John Hadden, the CIA’s station chief in Tel Aviv, neatly summed up the mix of admiration for Israel’s top leader coupled with his professional job to extract information.
In 1965, while visiting his wife, who happened to share a semi-private hospital room with David Ben-Gurion, Israel’s first prime minister, Hadden described his chats with “the old man” Ben-Gurion.
“Imagine two weeks with Churchill,” he exclaimed. Hadden, however, did not secure any information from Ben-Gurion on Israel’s developing nuclear program.
James Jesus Angleton, a top CIA official who served as director of counterintelligence from 1954 to 1975, arguably made the greatest contribution to solidifying ties between US and Israeli intelligence. His bond with Amos Manor, then head of counterespionage within the Shin Bet and later its director, paved the way for the staying power of Israeli-American intelligence cooperation during the rocky period of US president Dwight Eisenhower’s administration. After Angleton’s death in 1987, Israel built a memorial honoring Angleton.

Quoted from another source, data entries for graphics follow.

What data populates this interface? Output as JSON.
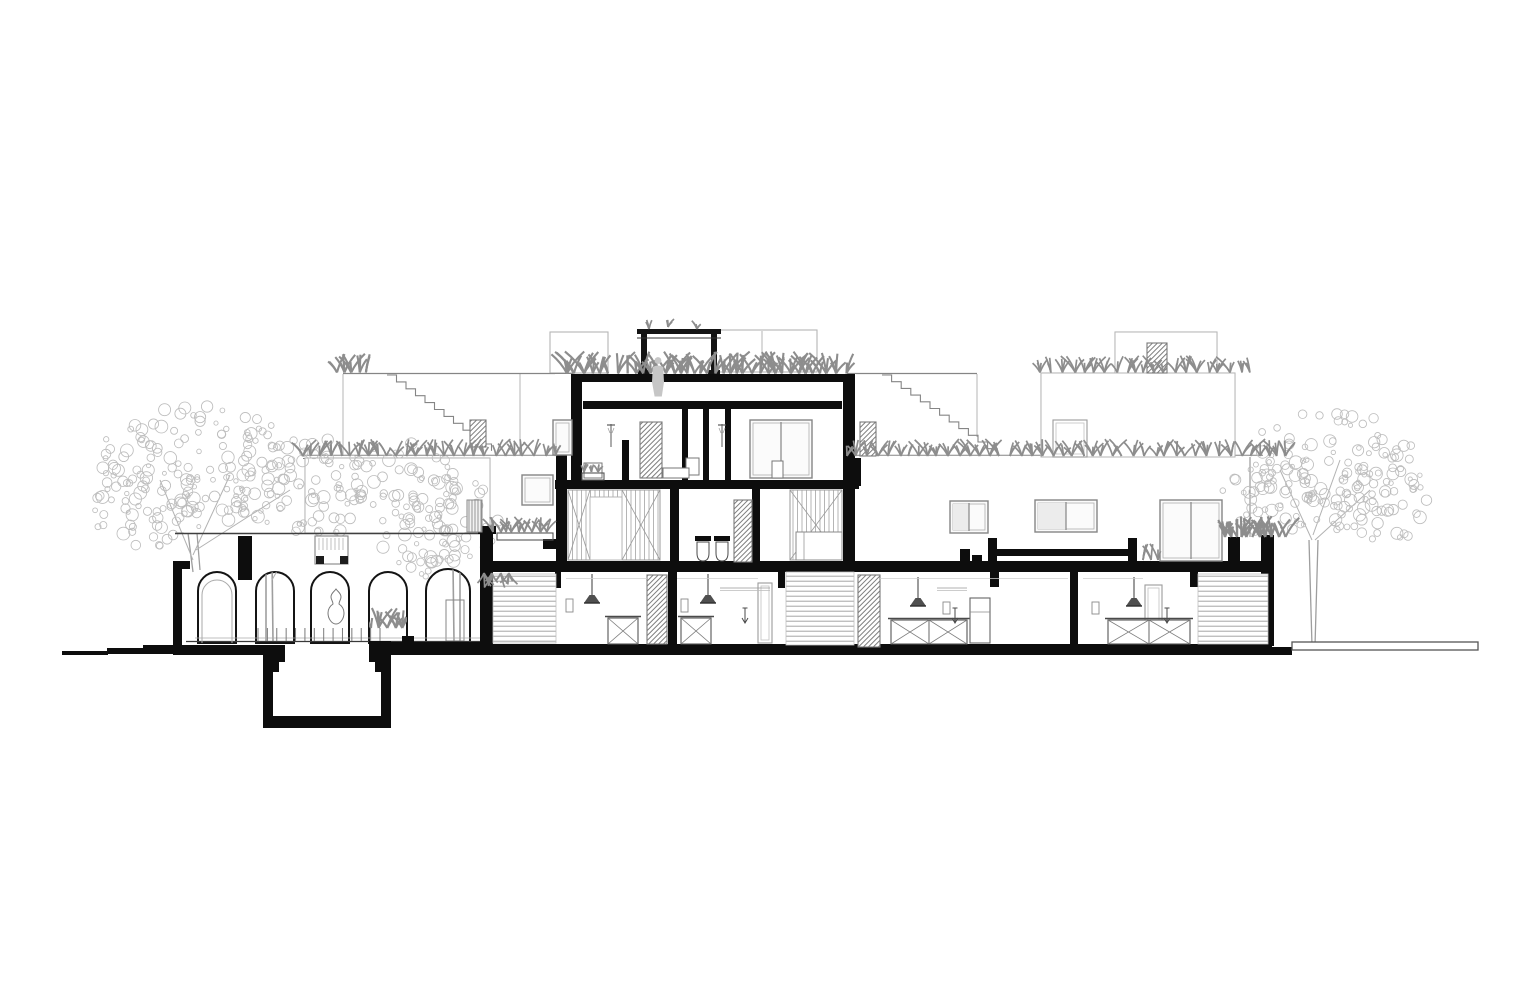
{
  "meta": {
    "kind": "architectural-section-elevation",
    "text_labels": []
  },
  "palette": {
    "paper": "#ffffff",
    "cut": "#0d0d0d",
    "strong": "#3f3f3f",
    "mid": "#858585",
    "faint": "#b5b5b5",
    "bg_line": "#cccccc",
    "foliage": "#8d8d8d",
    "tree": "#bdbdbd",
    "trunk": "#9e9e9e",
    "branch": "#b2b2b2",
    "figure": "#c6c6c6"
  },
  "drawing": {
    "white_masses": [
      [
        172,
        533,
        318,
        112
      ],
      [
        555,
        374,
        301,
        188
      ],
      [
        480,
        562,
        792,
        83
      ],
      [
        856,
        457,
        417,
        105
      ],
      [
        305,
        458,
        185,
        75
      ],
      [
        1041,
        373,
        194,
        84
      ],
      [
        1115,
        332,
        102,
        41
      ]
    ],
    "bg": {
      "faint_rects": [
        [
          550,
          332,
          58,
          41
        ],
        [
          713,
          330,
          104,
          42
        ],
        [
          1041,
          373,
          194,
          84
        ],
        [
          1115,
          332,
          102,
          41
        ],
        [
          1117,
          333,
          20,
          7
        ],
        [
          305,
          458,
          185,
          75
        ]
      ],
      "faint_lines": [
        [
          762,
          331,
          762,
          372
        ],
        [
          1250,
          457,
          1250,
          537
        ],
        [
          343,
          374,
          343,
          456
        ],
        [
          520,
          374,
          520,
          455
        ],
        [
          977,
          374,
          977,
          437
        ],
        [
          490,
          459,
          490,
          528
        ]
      ],
      "rooflines": [
        [
          343,
          373.5,
          573,
          373.5
        ],
        [
          847,
          373.5,
          977,
          373.5
        ]
      ],
      "terrace_lines": [
        [
          303,
          455.2,
          556,
          455.2
        ],
        [
          303,
          458.5,
          490,
          458.5
        ],
        [
          847,
          455.2,
          1263,
          455.2
        ],
        [
          847,
          458.5,
          1263,
          458.5
        ]
      ],
      "wall_top_outline": [
        176,
        533,
        7,
        28
      ]
    },
    "stairs": [
      {
        "x": 387,
        "y": 375,
        "n": 11,
        "dx": 9.5,
        "dy": 6.9
      },
      {
        "x": 882,
        "y": 375,
        "n": 12,
        "dx": 9.6,
        "dy": 6.7
      }
    ],
    "arcade": {
      "roof_line": [
        175,
        533.5,
        490,
        533.5
      ],
      "arches": [
        {
          "x": 198,
          "w": 38
        },
        {
          "x": 256,
          "w": 38
        },
        {
          "x": 311,
          "w": 38
        },
        {
          "x": 369,
          "w": 38
        },
        {
          "x": 426,
          "w": 44
        }
      ],
      "spring_y": 591,
      "floor_y": 643,
      "floor_lines": [
        [
          195,
          638,
          482,
          638
        ],
        [
          186,
          641.5,
          485,
          641.5
        ]
      ],
      "balusters": {
        "x0": 258,
        "x1": 380,
        "y0": 628,
        "y1": 641,
        "n": 14
      },
      "skylight": {
        "box": [
          315,
          536,
          33,
          28
        ],
        "feet": [
          [
            316,
            556,
            8,
            8
          ],
          [
            340,
            556,
            8,
            8
          ]
        ]
      },
      "statue_cx": 336,
      "door_arch": {
        "x0": 202,
        "x1": 232,
        "spring": 595,
        "r": 15
      }
    },
    "ground_rects": [
      [
        62,
        651,
        46,
        4
      ],
      [
        107,
        648,
        38,
        6
      ],
      [
        143,
        645,
        33,
        9
      ],
      [
        173,
        645,
        92,
        10
      ],
      [
        385,
        642,
        97,
        13
      ],
      [
        402,
        636,
        12,
        7
      ],
      [
        480,
        644,
        792,
        11
      ],
      [
        1266,
        647,
        26,
        8
      ]
    ],
    "pit_rects": [
      [
        263,
        645,
        22,
        17
      ],
      [
        263,
        662,
        16,
        10
      ],
      [
        263,
        672,
        10,
        46
      ],
      [
        369,
        641,
        22,
        21
      ],
      [
        375,
        662,
        16,
        10
      ],
      [
        381,
        672,
        10,
        46
      ],
      [
        263,
        716,
        128,
        12
      ]
    ],
    "right_ground_bar": [
      1292,
      642,
      186,
      8
    ],
    "cut_rects": [
      [
        173,
        561,
        17,
        8
      ],
      [
        173,
        569,
        9,
        81
      ],
      [
        238,
        536,
        14,
        44
      ],
      [
        571,
        374,
        281,
        8
      ],
      [
        583,
        401,
        259,
        8
      ],
      [
        571,
        374,
        11,
        107
      ],
      [
        556,
        455,
        11,
        117
      ],
      [
        543,
        539,
        14,
        10
      ],
      [
        843,
        374,
        12,
        190
      ],
      [
        853,
        458,
        8,
        28
      ],
      [
        555,
        480,
        304,
        9
      ],
      [
        480,
        561,
        792,
        11
      ],
      [
        682,
        408,
        6,
        73
      ],
      [
        703,
        408,
        6,
        73
      ],
      [
        725,
        408,
        6,
        73
      ],
      [
        622,
        440,
        7,
        41
      ],
      [
        670,
        489,
        9,
        73
      ],
      [
        752,
        489,
        8,
        73
      ],
      [
        668,
        572,
        9,
        73
      ],
      [
        1070,
        572,
        8,
        73
      ],
      [
        555,
        572,
        6,
        16
      ],
      [
        778,
        572,
        7,
        16
      ],
      [
        990,
        572,
        9,
        15
      ],
      [
        1190,
        572,
        8,
        15
      ],
      [
        480,
        528,
        13,
        122
      ],
      [
        478,
        526,
        18,
        8
      ],
      [
        1228,
        537,
        12,
        35
      ],
      [
        1261,
        535,
        13,
        111
      ],
      [
        695,
        536,
        16,
        5
      ],
      [
        714,
        536,
        16,
        5
      ]
    ],
    "pergola": {
      "posts": [
        [
          641,
          331,
          6,
          43
        ],
        [
          711,
          331,
          6,
          43
        ]
      ],
      "beam": [
        637,
        329,
        84,
        5
      ],
      "beam_line": [
        637,
        338,
        721,
        338
      ],
      "feet": [
        [
          638,
          370,
          12,
          4
        ],
        [
          708,
          370,
          12,
          4
        ]
      ]
    },
    "bench_rects": [
      [
        960,
        549,
        10,
        16
      ],
      [
        972,
        555,
        10,
        10
      ],
      [
        988,
        538,
        9,
        25
      ],
      [
        997,
        549,
        131,
        7
      ],
      [
        1128,
        538,
        9,
        25
      ]
    ],
    "hatched": [
      [
        640,
        422,
        22,
        56
      ],
      [
        734,
        500,
        18,
        62
      ],
      [
        470,
        420,
        16,
        27
      ],
      [
        860,
        422,
        16,
        34
      ],
      [
        1147,
        343,
        20,
        30
      ],
      [
        647,
        575,
        20,
        69
      ],
      [
        858,
        575,
        22,
        72
      ]
    ],
    "vert_hatched": [
      [
        467,
        500,
        15,
        32
      ]
    ],
    "louvers": [
      [
        493,
        574,
        63,
        69
      ],
      [
        786,
        572,
        68,
        73
      ],
      [
        1198,
        574,
        70,
        70
      ]
    ],
    "wardrobes": [
      {
        "r": [
          568,
          490,
          92,
          70
        ],
        "gap": [
          590,
          497,
          32,
          63
        ],
        "xpanels": [
          [
            568,
            590
          ],
          [
            622,
            660
          ]
        ]
      },
      {
        "r": [
          790,
          490,
          52,
          70
        ],
        "gap": null,
        "xpanels": [
          [
            790,
            842
          ]
        ]
      }
    ],
    "bed": [
      796,
      532,
      46,
      28
    ],
    "toilets": [
      703,
      722
    ],
    "windows": [
      {
        "r": [
          750,
          420,
          62,
          58
        ],
        "m": [
          781
        ],
        "tint": false
      },
      {
        "r": [
          553,
          420,
          19,
          35
        ],
        "m": [],
        "tint": false
      },
      {
        "r": [
          522,
          475,
          31,
          30
        ],
        "m": [],
        "tint": false
      },
      {
        "r": [
          950,
          501,
          38,
          32
        ],
        "m": [
          969
        ],
        "tint": true
      },
      {
        "r": [
          1035,
          500,
          62,
          32
        ],
        "m": [
          1066
        ],
        "tint": true
      },
      {
        "r": [
          1160,
          500,
          62,
          61
        ],
        "m": [
          1191
        ],
        "tint": false
      }
    ],
    "door_frames": [
      [
        758,
        583,
        14,
        60
      ],
      [
        1145,
        585,
        17,
        58
      ],
      [
        1053,
        420,
        34,
        37
      ]
    ],
    "pendants": [
      {
        "x": 592,
        "y": 574
      },
      {
        "x": 708,
        "y": 574
      },
      {
        "x": 918,
        "y": 577
      },
      {
        "x": 1134,
        "y": 577
      }
    ],
    "islands": [
      {
        "r": [
          608,
          618,
          30,
          26
        ],
        "cells": 1
      },
      {
        "r": [
          681,
          618,
          30,
          26
        ],
        "cells": 1
      },
      {
        "r": [
          891,
          620,
          76,
          24
        ],
        "cells": 2
      },
      {
        "r": [
          1108,
          620,
          82,
          24
        ],
        "cells": 2
      }
    ],
    "fridge": [
      970,
      598,
      20,
      45
    ],
    "wall_squares": [
      [
        566,
        599,
        7,
        13
      ],
      [
        681,
        599,
        7,
        13
      ],
      [
        943,
        602,
        7,
        12
      ],
      [
        1092,
        602,
        7,
        12
      ]
    ],
    "arrows": [
      745,
      955,
      1167
    ],
    "shelves": [
      [
        720,
        588,
        770
      ],
      [
        937,
        588,
        967
      ]
    ],
    "room_lines": [
      [
        566,
        578.5,
        647
      ],
      [
        677,
        578.5,
        758
      ],
      [
        880,
        578.5,
        1068
      ],
      [
        1083,
        578.5,
        1143
      ]
    ],
    "showers": [
      611,
      722
    ],
    "small_rects": [
      [
        686,
        458,
        13,
        17
      ],
      [
        663,
        468,
        26,
        10
      ],
      [
        584,
        463,
        18,
        15
      ],
      [
        772,
        461,
        11,
        17
      ]
    ],
    "planter_boxes": [
      [
        497,
        533,
        56,
        7
      ],
      [
        582,
        473,
        22,
        7
      ]
    ],
    "plant_rows": [
      {
        "x0": 567,
        "x1": 849,
        "y": 373.5,
        "s": 1.3,
        "step": 8
      },
      {
        "x0": 1040,
        "x1": 1252,
        "y": 372.5,
        "s": 1.0,
        "step": 10
      },
      {
        "x0": 847,
        "x1": 1292,
        "y": 456,
        "s": 1.0,
        "step": 10
      },
      {
        "x0": 303,
        "x1": 560,
        "y": 456,
        "s": 1.0,
        "step": 10
      },
      {
        "x0": 337,
        "x1": 367,
        "y": 372.5,
        "s": 1.2,
        "step": 7
      },
      {
        "x0": 493,
        "x1": 553,
        "y": 532,
        "s": 0.9,
        "step": 7
      },
      {
        "x0": 584,
        "x1": 602,
        "y": 472,
        "s": 0.6,
        "step": 6
      },
      {
        "x0": 1225,
        "x1": 1292,
        "y": 537,
        "s": 1.25,
        "step": 6
      },
      {
        "x0": 1143,
        "x1": 1165,
        "y": 560,
        "s": 1.0,
        "step": 7
      },
      {
        "x0": 484,
        "x1": 512,
        "y": 573,
        "s": -0.9,
        "step": 7
      }
    ],
    "sprigs": [
      [
        649,
        329
      ],
      [
        668,
        327
      ],
      [
        697,
        329
      ]
    ],
    "figure": {
      "cx": 658,
      "head_y": 360.5,
      "head_r": 3.4
    },
    "trees": [
      {
        "blobs": [
          [
            200,
            465,
            105,
            62
          ],
          [
            300,
            487,
            75,
            55
          ],
          [
            150,
            502,
            62,
            48
          ],
          [
            395,
            487,
            62,
            48
          ]
        ],
        "trunks": [
          [
            188,
            533,
            193,
            572
          ],
          [
            197,
            533,
            200,
            570
          ]
        ],
        "branches": [
          [
            193,
            560,
            160,
            480
          ],
          [
            193,
            555,
            230,
            475
          ],
          [
            196,
            550,
            290,
            490
          ]
        ]
      },
      {
        "blobs": [
          [
            445,
            520,
            58,
            46
          ],
          [
            420,
            546,
            40,
            33
          ]
        ],
        "trunks": [],
        "branches": []
      },
      {
        "blobs": [
          [
            1330,
            468,
            92,
            66
          ],
          [
            1268,
            500,
            48,
            42
          ],
          [
            1382,
            502,
            54,
            44
          ]
        ],
        "trunks": [
          [
            1309,
            540,
            1312,
            646
          ],
          [
            1318,
            540,
            1315,
            646
          ]
        ],
        "branches": [
          [
            1312,
            540,
            1280,
            470
          ],
          [
            1313,
            535,
            1340,
            460
          ],
          [
            1315,
            540,
            1370,
            490
          ]
        ]
      }
    ],
    "arch_clips": {
      "trunk_arch_idx2": [
        [
          266,
          560,
          266,
          641
        ],
        [
          272,
          558,
          273,
          641
        ]
      ],
      "trunk_arch_idx4": [
        [
          453,
          565,
          454,
          641
        ],
        [
          460,
          563,
          460,
          641
        ]
      ],
      "pot_arch_idx4": [
        446,
        600,
        18,
        41
      ],
      "foliage_arch_idx3": {
        "x0": 371,
        "x1": 404,
        "y": 628,
        "s": 1.2,
        "step": 7
      }
    }
  }
}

Spies Against Armageddon is packed full of information on key phases of Israeli covert operations, from the destruction of Syria’s nuclear reactor in 2007 to the reported assassination of Hamas weapons smuggler Mahmoud Abdel Rauf al-Mabhouh in a Dubai hotel room in 2010 to the Stuxnet computer worm that infected Iran’s nuclear computer technology the same year.
Though Markus Wolf did not dismiss the use of technology to enhance human intelligence, he consistently relegated sophisticated gadgets to an inferior status in the gathering of foreign intelligence information. Melman and Raviv write in their concluding chapter, “Into the Future,” that “The one thing that the opponents cannot match – at least, not so far – are Israel’s humint assets.”
In short, the world of Israeli covert operations is not governed by a situation like chess grandmaster Gary Kasparov’s defeat in 1997 to the computer Deep Blue. Israel’s intelligence services will have to both develop the Deep Blue technology of the future and at the same time have operatives in place in their neighbor’s back yards in order to stop new dangers.
Benjamin Weinthal is a Berlin-based fellow at the Foundation for Defense of Democracies and a European affairs correspondent for The Jerusalem Post.